STOLS éditeur et grand ami de notre cher Valéry Larbaud, ne pouvait pas laisser passer le centenaire de la publication de cette attaque en règle des saints simoniens et de leur prétention à ce que la « capacité industrielle » puisse « juger de la valeur de toutes les autres capacités ».
Stendhal ne nie pas l’intérêt de l’industrie et des industriels mais condamne la mainmise qu’ils veulent exercer sur l’opinion en achetant des pans entiers de la presse dont l’unique utilité est de chanter les louanges et les mérites des industriels.
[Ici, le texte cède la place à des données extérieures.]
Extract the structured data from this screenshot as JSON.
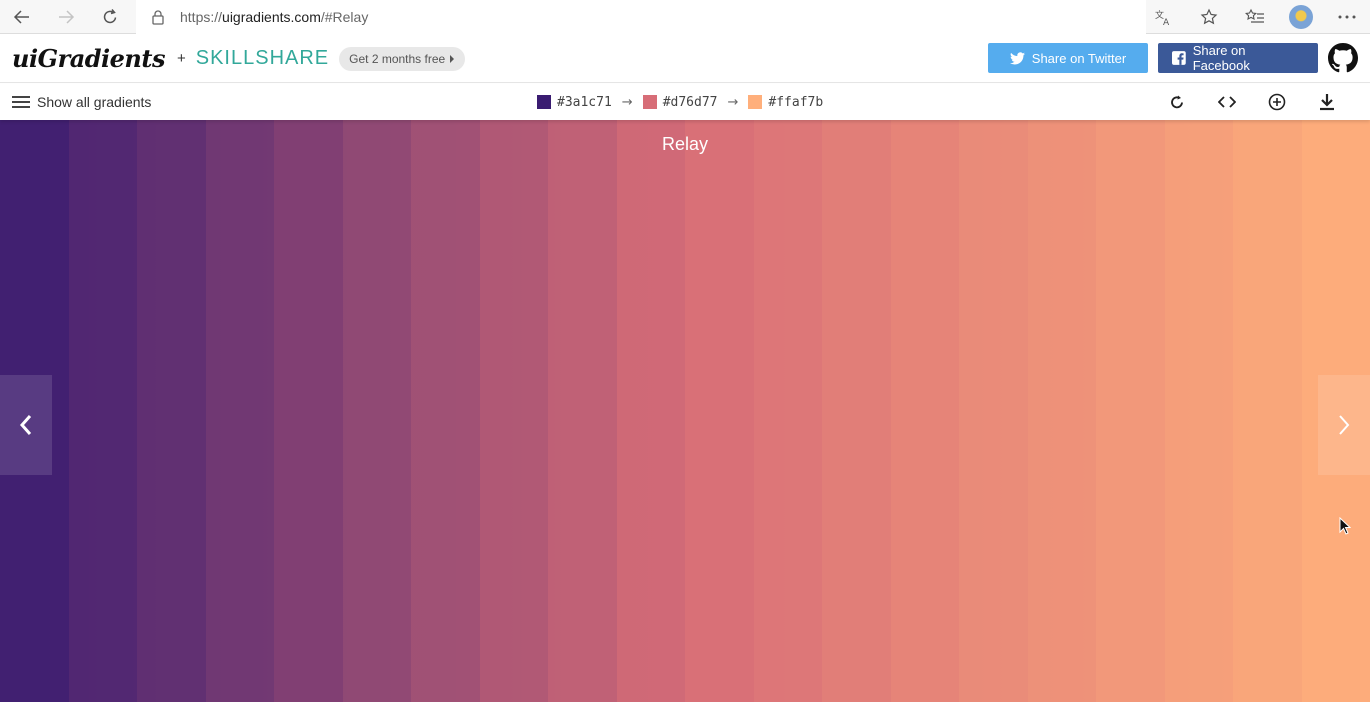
{
  "browser": {
    "url_scheme": "https://",
    "url_host": "uigradients.com",
    "url_path": "/#Relay"
  },
  "header": {
    "logo": "uiGradients",
    "plus": "+",
    "partner": "SKILLSHARE",
    "promo_label": "Get 2 months free",
    "twitter_label": "Share on Twitter",
    "facebook_label": "Share on Facebook"
  },
  "toolbar": {
    "menu_label": "Show all gradients",
    "colors": [
      "#3a1c71",
      "#d76d77",
      "#ffaf7b"
    ],
    "tools": [
      "rotate-icon",
      "code-icon",
      "add-icon",
      "download-icon"
    ]
  },
  "gradient": {
    "name": "Relay",
    "stops": [
      "#3a1c71",
      "#d76d77",
      "#ffaf7b"
    ]
  },
  "colors": {
    "twitter": "#55acee",
    "facebook": "#3b5998",
    "skillshare": "#32a89a"
  }
}
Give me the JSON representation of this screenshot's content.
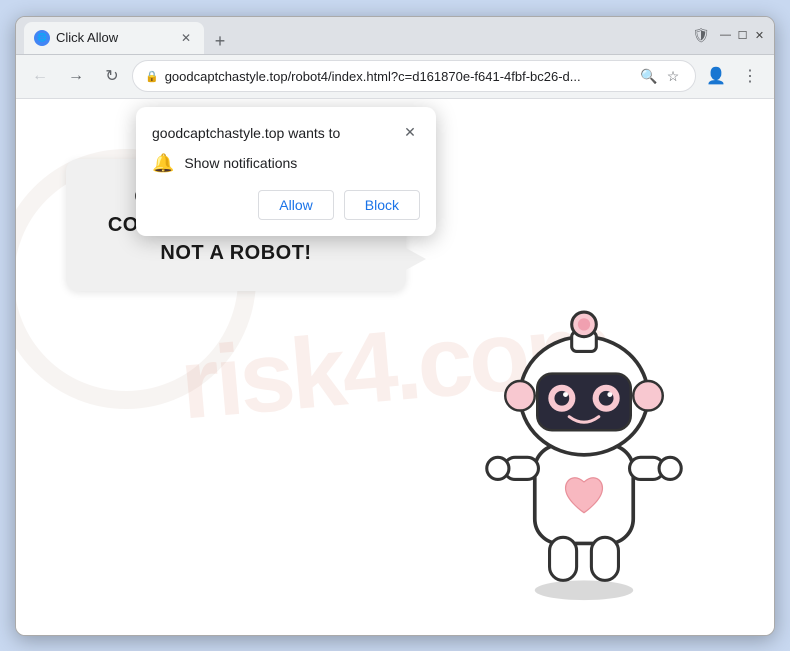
{
  "browser": {
    "tab": {
      "title": "Click Allow",
      "favicon_symbol": "🌐"
    },
    "new_tab_symbol": "+",
    "window_controls": {
      "minimize": "—",
      "maximize": "☐",
      "close": "✕"
    },
    "nav": {
      "back_symbol": "←",
      "forward_symbol": "→",
      "reload_symbol": "↻",
      "address": "goodcaptchastyle.top/robot4/index.html?c=d161870e-f641-4fbf-bc26-d...",
      "lock_symbol": "🔒"
    },
    "toolbar_icons": {
      "search_symbol": "🔍",
      "bookmark_symbol": "☆",
      "profile_symbol": "👤",
      "menu_symbol": "⋮",
      "shield_symbol": "🛡"
    }
  },
  "notification_popup": {
    "site_text": "goodcaptchastyle.top wants to",
    "close_symbol": "✕",
    "permission_label": "Show notifications",
    "bell_symbol": "🔔",
    "allow_label": "Allow",
    "block_label": "Block"
  },
  "page": {
    "speech_bubble_text": "CLICK «ALLOW» TO CONFIRM THAT YOU ARE NOT A ROBOT!",
    "watermark_text": "risk4.com"
  },
  "colors": {
    "accent_blue": "#1a73e8",
    "text_dark": "#202124",
    "border_gray": "#dadce0",
    "background": "#f1f3f4"
  }
}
« Pendant que Bolivar affranchissait l’Amérique, pendant que le capitaine Parry s’approchait du Pôle, mon voisin a gagné dix millions à fabriquer du calicot, tant mieux pour lui et ses enfants. Mais depuis peu il fait faire un journal qui me dit tous les samedis, qu’il faut que je l’admire comme un bienfaiteur de l’humanité ».
Il n’y a qu’à regarder l’état du monde des médias en France pour voir la douloureuse actualité des propos de Stendhal.
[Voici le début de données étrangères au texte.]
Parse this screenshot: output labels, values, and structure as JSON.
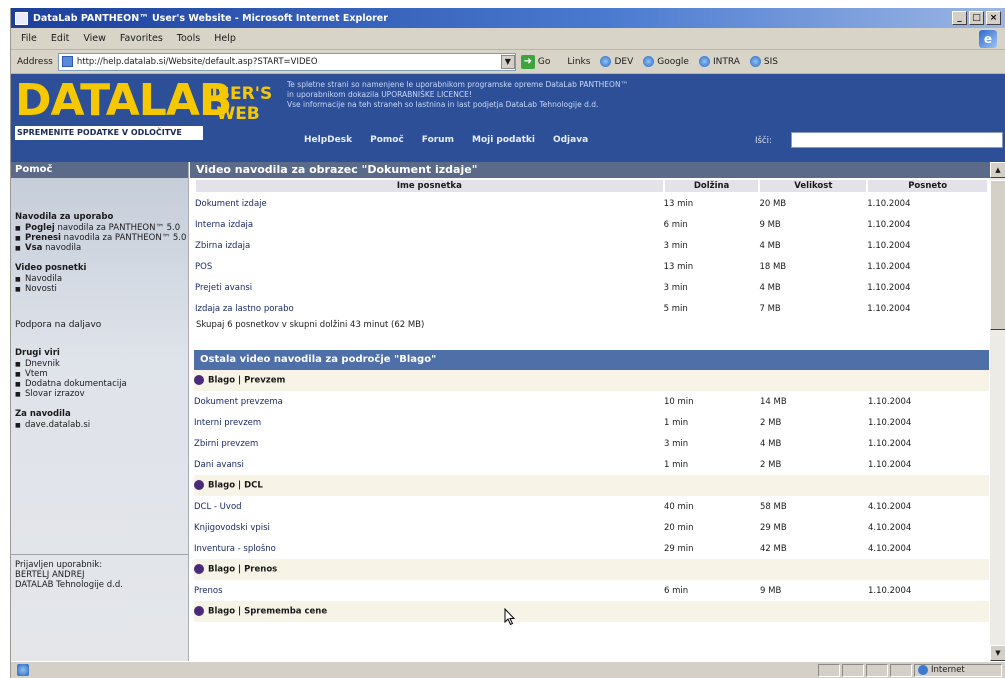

La remarque est encore plus prophétique pour les États Unis : « Supposons qu’un mauvais génie envoie aux États Unis d’Amérique un président ambitieux comme Napoléon ou Cromwell, cet homme profitera du crédit qu’il trouvera établi en arrivant à la présidence et… il corrompra l’opinion et se fera nommer président à vie ».
On découvre dans ce texte le goût de Stendhal pour l’économie politique et son mépris pour les idées de Saint-Simon.
Comme le dit Sainte-Beuve – pour une fois inspiré -, Stendhal revendique « la part éternelle des sentiments dévoués, des belles choses réputées inutiles, de ce que les Italiens appellent « la virtù ».